Surface temperature‐related variations in the East Asian summer monsoon during three warming stages

Abstract

AbstractThe global mean surface temperature has experienced different warming stages, but there is less work on discussion of the regional climate changes under the background of different global warming rates. This study investigated the surface temperature (ST)‐related trends in the East Asian summer monsoon (EASM) and underlying mechanisms during three warming stages, with a view to develop a new understanding of the responses of the EASM to global warming.
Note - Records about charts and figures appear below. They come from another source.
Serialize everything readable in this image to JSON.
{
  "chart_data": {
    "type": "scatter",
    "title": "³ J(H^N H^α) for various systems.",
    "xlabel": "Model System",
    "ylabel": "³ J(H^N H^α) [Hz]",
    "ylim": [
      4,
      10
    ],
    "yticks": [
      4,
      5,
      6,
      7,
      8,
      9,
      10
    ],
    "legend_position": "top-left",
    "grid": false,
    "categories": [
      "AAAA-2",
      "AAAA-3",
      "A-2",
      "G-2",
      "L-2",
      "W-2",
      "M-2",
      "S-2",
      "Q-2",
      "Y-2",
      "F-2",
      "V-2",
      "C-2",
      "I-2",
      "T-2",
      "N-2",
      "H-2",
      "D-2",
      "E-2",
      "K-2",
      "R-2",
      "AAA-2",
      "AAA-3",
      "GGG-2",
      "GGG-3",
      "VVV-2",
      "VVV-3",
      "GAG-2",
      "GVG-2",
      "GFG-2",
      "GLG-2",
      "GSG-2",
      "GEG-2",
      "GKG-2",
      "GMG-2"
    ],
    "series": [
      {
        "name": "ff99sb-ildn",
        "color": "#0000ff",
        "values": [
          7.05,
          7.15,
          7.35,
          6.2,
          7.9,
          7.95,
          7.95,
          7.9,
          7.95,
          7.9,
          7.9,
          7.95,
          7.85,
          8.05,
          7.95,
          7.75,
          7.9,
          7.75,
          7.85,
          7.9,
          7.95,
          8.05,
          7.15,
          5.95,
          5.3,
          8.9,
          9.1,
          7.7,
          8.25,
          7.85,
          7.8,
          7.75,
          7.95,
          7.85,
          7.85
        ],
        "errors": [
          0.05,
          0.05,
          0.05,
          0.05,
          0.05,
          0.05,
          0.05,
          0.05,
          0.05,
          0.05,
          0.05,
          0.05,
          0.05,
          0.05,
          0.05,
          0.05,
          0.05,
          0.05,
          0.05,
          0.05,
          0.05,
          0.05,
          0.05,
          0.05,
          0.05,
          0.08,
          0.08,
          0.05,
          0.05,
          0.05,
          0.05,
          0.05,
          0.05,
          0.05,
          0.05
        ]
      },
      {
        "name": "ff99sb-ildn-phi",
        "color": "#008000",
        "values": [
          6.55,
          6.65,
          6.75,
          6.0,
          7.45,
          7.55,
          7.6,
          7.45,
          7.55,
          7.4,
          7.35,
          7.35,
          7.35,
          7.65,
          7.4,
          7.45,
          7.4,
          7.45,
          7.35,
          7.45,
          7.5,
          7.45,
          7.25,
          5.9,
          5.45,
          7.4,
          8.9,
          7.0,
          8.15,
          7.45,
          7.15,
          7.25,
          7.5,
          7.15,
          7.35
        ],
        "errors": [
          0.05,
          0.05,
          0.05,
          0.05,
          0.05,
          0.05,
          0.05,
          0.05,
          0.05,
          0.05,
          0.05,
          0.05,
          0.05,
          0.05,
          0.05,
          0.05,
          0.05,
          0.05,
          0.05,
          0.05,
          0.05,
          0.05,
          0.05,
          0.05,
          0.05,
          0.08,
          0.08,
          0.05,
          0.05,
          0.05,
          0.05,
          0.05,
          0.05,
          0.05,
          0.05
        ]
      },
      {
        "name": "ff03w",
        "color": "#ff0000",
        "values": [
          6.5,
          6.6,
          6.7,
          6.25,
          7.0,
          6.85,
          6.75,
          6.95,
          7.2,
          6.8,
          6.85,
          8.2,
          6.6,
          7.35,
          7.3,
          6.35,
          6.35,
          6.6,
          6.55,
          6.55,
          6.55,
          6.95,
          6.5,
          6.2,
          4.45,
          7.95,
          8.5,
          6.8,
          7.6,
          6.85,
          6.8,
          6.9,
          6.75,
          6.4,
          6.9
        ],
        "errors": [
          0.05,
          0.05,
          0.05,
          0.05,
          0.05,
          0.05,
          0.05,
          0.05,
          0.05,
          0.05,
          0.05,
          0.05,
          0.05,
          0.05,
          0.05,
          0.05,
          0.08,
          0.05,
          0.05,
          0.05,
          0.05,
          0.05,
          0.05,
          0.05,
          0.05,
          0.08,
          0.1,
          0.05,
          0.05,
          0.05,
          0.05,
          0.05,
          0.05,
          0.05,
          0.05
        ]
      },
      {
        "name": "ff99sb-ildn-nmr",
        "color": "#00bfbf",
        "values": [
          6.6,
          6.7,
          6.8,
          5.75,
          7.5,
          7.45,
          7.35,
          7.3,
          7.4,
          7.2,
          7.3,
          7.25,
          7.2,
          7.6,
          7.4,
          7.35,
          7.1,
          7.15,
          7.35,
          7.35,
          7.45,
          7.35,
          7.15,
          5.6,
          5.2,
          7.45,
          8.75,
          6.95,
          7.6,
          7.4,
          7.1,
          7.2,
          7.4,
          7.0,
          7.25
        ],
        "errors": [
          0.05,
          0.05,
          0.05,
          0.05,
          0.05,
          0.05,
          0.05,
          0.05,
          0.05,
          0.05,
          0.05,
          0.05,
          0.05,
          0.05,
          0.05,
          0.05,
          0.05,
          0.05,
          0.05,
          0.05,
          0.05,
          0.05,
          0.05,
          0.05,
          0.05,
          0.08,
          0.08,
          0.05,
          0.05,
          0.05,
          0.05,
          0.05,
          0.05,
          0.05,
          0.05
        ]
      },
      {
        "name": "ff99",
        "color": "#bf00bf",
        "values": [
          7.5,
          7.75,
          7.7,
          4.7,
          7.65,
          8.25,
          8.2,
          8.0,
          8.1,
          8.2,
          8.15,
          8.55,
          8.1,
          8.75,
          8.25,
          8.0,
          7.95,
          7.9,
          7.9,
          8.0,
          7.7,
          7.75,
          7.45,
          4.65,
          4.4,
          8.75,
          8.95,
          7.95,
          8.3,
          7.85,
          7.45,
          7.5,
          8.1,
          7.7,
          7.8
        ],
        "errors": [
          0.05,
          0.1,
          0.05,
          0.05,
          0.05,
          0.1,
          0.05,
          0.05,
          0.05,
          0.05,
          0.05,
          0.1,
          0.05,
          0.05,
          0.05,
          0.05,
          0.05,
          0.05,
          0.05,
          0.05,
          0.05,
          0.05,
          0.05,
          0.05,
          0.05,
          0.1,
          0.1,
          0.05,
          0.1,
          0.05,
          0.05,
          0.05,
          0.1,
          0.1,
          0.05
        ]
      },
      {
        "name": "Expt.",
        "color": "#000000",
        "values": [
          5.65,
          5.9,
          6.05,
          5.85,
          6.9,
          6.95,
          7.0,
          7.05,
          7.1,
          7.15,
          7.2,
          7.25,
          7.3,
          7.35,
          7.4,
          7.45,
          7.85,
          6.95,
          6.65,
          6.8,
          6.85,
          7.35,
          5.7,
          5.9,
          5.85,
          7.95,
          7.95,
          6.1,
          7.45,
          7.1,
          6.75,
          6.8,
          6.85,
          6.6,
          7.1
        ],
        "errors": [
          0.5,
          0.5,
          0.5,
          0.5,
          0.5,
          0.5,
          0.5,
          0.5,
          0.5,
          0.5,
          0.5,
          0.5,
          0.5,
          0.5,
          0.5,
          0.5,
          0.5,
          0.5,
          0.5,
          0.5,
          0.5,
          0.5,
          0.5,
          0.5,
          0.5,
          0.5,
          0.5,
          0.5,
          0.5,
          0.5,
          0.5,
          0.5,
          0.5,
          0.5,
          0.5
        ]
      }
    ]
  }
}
Based on the statistical method of piecewise linear regression (PLR) to ST anomaly time series, the ST variation process from 1958 to 2014 has been divided into three stages with different linear trends: 1958–1975 (hiatus), 1976–1997 (acceleration) and 1998–2014 (slowdown). During the first stage, accompanied by two anomalous lower‐level cyclones, a weakening trend of the southerly winds over eastern China is observed. The enhanced cyclone over the Yellow Sea, with local ST cooling, is associated with the CGT‐like (circumglobal teleconnection) pattern, while the other one over the Philippines can be attributed to the local sea surface temperature (SST) warming. The ST‐related anomalous EASM circulation exhibits an enhanced lower‐level anticyclone over the northern Philippine Sea during the second stage. The warming around Lake Baikal and the phase change of the East Atlantic/Western Russia (EAWR) pattern can weaken upper‐level East Asian jet stream (EAJS) and then provide a favourable condition for the descent related to the lower‐level anticyclonic anomaly. As for the third stage, the anomalous ST and related EASM circulation both display a dipole pattern. Through influencing the meridional thermal contrast and distribution of convergence over East Asia (EA), the interaction between anomalous ST and EASM circulation may be the major mechanism that results in the increased (decreased) ST and enhanced barotropic anticyclone (cyclone) over southern (northern) EA.